The department uses neutron and X-ray diffraction and spectroscopy as well as optical spectroscopy and Raman scattering to explore the structure and dynamics of materials with strong electron correlations. We also have a strong effort in the development of new spectroscopic methods. As the close collaboration between experimentalists and theorists is essential for the progress in this field, a small theory group operates within the department.
First Light at IRIXS
On March 28, 2017, we saw "first light" at our new IRIXS spectrometer at the PETRA-III synchrotron in Hamburg. IRIXS stands for "Intermediate-energy Resonant Inelastic X-ray Scattering", a method that will allow energy- and momentum-resolved measurements of electronic modes in quantum materials with 4d valence electrons. The construction of the unique instrument is made possible by an Advanced Grant from the European Research Council. The photo shows Hlynur Gretarsson sharing a drink to celebrate this event with Markus Tischer, whose group designed the undulators that supply photons to the spectrometer. See also the time lapse video of him, Simon Mayer, Hasan Yavas and others assembling the spectrometer.

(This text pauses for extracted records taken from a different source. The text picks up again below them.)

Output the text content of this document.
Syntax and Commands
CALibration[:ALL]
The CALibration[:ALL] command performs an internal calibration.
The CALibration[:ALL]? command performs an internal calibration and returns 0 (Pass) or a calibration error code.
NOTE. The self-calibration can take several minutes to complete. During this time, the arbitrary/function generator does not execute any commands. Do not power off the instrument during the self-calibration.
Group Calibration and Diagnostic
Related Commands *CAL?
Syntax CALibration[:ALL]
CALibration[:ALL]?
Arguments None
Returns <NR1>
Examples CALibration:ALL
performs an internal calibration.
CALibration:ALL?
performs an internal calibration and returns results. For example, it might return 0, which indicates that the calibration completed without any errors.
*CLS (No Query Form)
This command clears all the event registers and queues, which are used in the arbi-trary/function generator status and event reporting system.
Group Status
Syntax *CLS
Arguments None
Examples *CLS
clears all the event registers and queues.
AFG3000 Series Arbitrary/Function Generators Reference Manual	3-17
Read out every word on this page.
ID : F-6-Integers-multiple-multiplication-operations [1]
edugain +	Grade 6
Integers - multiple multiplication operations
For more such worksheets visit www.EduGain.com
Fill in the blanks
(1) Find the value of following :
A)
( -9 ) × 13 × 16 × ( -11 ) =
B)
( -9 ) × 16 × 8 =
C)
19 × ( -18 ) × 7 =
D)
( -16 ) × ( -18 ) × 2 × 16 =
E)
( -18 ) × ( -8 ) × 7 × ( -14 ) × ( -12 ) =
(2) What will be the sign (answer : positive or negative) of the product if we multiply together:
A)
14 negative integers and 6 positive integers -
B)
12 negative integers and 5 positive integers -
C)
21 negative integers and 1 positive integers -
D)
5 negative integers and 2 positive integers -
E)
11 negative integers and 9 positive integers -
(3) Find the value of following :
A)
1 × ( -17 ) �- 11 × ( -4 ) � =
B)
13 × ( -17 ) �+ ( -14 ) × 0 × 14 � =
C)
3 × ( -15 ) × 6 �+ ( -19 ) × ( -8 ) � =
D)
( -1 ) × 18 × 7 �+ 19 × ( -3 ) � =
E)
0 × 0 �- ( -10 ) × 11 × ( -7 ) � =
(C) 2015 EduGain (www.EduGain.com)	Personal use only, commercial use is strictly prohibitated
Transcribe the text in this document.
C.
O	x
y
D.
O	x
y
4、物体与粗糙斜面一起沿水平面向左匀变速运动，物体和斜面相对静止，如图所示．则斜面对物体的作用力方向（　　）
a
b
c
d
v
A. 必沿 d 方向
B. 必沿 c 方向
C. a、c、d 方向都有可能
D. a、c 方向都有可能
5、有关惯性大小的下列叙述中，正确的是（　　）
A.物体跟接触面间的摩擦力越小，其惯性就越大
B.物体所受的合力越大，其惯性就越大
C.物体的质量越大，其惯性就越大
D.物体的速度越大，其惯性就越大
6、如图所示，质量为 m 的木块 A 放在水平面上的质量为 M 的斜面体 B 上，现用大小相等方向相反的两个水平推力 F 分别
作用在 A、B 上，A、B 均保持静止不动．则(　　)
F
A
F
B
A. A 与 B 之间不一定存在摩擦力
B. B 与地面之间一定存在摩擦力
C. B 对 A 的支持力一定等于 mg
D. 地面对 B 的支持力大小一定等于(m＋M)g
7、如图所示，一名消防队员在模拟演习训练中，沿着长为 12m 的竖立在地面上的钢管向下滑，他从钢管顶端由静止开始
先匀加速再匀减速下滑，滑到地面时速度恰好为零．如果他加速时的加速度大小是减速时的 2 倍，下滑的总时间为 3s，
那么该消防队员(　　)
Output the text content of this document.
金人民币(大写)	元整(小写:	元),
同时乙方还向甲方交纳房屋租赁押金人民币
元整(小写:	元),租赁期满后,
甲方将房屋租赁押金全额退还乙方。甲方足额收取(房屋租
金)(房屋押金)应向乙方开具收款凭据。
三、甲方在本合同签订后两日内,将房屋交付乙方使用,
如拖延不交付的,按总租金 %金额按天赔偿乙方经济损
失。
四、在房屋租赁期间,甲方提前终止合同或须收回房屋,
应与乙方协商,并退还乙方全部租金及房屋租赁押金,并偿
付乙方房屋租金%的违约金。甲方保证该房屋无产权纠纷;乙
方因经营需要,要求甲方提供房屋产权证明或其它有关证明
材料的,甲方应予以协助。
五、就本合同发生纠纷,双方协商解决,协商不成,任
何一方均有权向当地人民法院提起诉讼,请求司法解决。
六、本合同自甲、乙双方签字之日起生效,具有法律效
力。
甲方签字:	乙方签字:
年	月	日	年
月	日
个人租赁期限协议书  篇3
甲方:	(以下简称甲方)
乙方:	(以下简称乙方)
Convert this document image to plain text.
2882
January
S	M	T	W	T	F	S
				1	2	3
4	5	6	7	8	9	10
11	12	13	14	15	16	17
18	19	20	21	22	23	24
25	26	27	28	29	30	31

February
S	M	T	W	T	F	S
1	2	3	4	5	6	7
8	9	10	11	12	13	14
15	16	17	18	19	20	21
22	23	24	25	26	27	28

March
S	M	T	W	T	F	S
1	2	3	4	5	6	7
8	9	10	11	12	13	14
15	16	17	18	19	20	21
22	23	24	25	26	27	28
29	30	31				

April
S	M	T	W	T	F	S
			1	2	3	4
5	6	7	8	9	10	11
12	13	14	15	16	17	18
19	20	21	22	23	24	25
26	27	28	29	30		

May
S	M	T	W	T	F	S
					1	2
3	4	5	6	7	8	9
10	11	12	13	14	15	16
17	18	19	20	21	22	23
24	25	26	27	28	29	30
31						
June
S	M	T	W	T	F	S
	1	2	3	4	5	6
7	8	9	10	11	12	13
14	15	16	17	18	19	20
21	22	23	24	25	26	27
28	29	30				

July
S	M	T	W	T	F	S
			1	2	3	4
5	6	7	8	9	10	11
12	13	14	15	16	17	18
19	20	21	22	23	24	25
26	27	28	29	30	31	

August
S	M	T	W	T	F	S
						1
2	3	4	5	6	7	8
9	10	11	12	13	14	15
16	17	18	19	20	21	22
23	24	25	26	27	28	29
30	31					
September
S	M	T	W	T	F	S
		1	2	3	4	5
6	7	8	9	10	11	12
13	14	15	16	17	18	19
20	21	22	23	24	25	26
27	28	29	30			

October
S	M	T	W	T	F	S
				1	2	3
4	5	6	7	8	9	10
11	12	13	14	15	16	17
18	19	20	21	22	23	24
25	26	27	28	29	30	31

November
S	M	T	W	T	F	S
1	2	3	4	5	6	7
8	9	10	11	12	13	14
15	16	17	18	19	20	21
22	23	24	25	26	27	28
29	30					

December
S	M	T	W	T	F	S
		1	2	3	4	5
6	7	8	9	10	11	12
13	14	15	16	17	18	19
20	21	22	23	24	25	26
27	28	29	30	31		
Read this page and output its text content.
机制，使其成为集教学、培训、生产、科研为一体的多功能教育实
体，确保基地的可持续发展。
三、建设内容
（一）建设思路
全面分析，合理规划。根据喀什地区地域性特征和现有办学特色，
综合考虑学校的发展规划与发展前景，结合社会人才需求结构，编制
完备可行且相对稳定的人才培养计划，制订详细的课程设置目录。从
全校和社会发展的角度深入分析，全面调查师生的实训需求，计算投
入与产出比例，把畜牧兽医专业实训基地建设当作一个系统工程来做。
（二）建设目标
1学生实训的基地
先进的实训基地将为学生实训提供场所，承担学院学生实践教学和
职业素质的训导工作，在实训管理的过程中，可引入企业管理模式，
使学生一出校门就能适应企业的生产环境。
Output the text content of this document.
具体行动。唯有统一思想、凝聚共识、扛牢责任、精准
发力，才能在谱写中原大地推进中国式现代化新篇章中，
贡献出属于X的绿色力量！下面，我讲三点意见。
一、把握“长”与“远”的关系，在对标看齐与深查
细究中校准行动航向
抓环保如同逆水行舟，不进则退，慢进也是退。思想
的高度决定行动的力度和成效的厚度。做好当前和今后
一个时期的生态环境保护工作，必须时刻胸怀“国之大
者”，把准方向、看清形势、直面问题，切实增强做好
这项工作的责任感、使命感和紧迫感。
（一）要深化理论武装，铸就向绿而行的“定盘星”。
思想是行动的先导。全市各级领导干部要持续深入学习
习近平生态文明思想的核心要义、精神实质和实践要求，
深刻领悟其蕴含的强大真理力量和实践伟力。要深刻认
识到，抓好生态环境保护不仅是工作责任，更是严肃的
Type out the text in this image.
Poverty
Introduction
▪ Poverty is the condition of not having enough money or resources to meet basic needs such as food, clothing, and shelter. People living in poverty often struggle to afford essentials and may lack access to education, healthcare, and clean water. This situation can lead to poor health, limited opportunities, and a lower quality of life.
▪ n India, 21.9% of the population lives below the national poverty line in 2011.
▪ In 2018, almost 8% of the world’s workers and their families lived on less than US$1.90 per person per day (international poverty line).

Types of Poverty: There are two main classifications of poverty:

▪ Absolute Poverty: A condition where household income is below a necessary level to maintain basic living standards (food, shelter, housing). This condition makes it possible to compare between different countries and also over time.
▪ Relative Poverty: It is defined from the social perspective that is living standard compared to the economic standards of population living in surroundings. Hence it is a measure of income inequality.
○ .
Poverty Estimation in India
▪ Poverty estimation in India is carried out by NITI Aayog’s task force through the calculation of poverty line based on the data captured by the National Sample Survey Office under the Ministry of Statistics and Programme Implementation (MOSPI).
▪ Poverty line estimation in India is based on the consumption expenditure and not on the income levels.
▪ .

Neutron scattering experiments on the two-dimensional antiferromagnet Ca2RuO4 revealed a well-defined, dispersive "Higgs" mode that modulates the amplitude of the ordered moment. The mode quickly decays into transverse spin waves at the antiferromagnetic ordering wavevector, and through a complete mapping of the transverse modes in the reciprocal space we were able to obtain a quantitative understanding of the decay process. The results establish a novel condensed matter platform for research on the dynamics of the Higgs mode.